We Filipinos are known for our “extended family” culture. Filipino families are very close-knit, oftentimes going beyond the basic unit of father, mother and children to include the grandparents, uncles, aunts and cousins.
These days, however, due to the rise of Filipino workers leaving the country to pursue better opportunities and greener pastures abroad, family togetherness is being compromised. How ironic that the reason most migrant workers are forced to leave home is precisely because they love their families that they would bear the long distance and sacrifice not being with them just so they could save up for their future.
Though some are lucky to be able to bring their extended families with them, this is not a common scenario. Thus, we see less and less “complete” family get-togethers.

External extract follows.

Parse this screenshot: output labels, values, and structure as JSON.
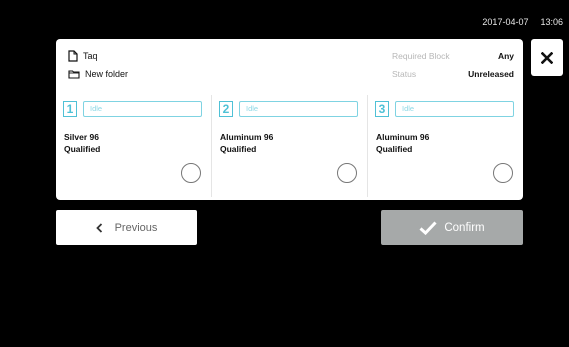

Opportunities to gather together for Christmas, New Year, birthdays, baptisms or even regular weekends with our extended families have become so rare these days.
My husband and I have been based in the Middle East since 2006. In 2008, our son was born in Dubai, United Arab Emirates. The first time we brought him home to Manila, he was only 4 months old. Imagine how proud and excited his grandparents, uncles and aunts were to finally see him. The next time we were able to visit the Philippines, it was Christmas season and our son, who was then 2 years old, was able to experience celebrating the holidays with our extended families for the first time. Once again, he was welcomed by our families with such warmth and excitement. However, this time, it took our son quite some time to warm up to them. It felt like he was meeting them for the very first time. It was such a challenge for all of us to orient him on the concept of “lolo” and “lola”, “titos” and “titas”. There was even a time when our son was already asking us to go back home – in Dubai, which he considers “home”. Then just as he was starting to get adjusted and bond with them, it was already time for us to leave and fly back to the Middle East.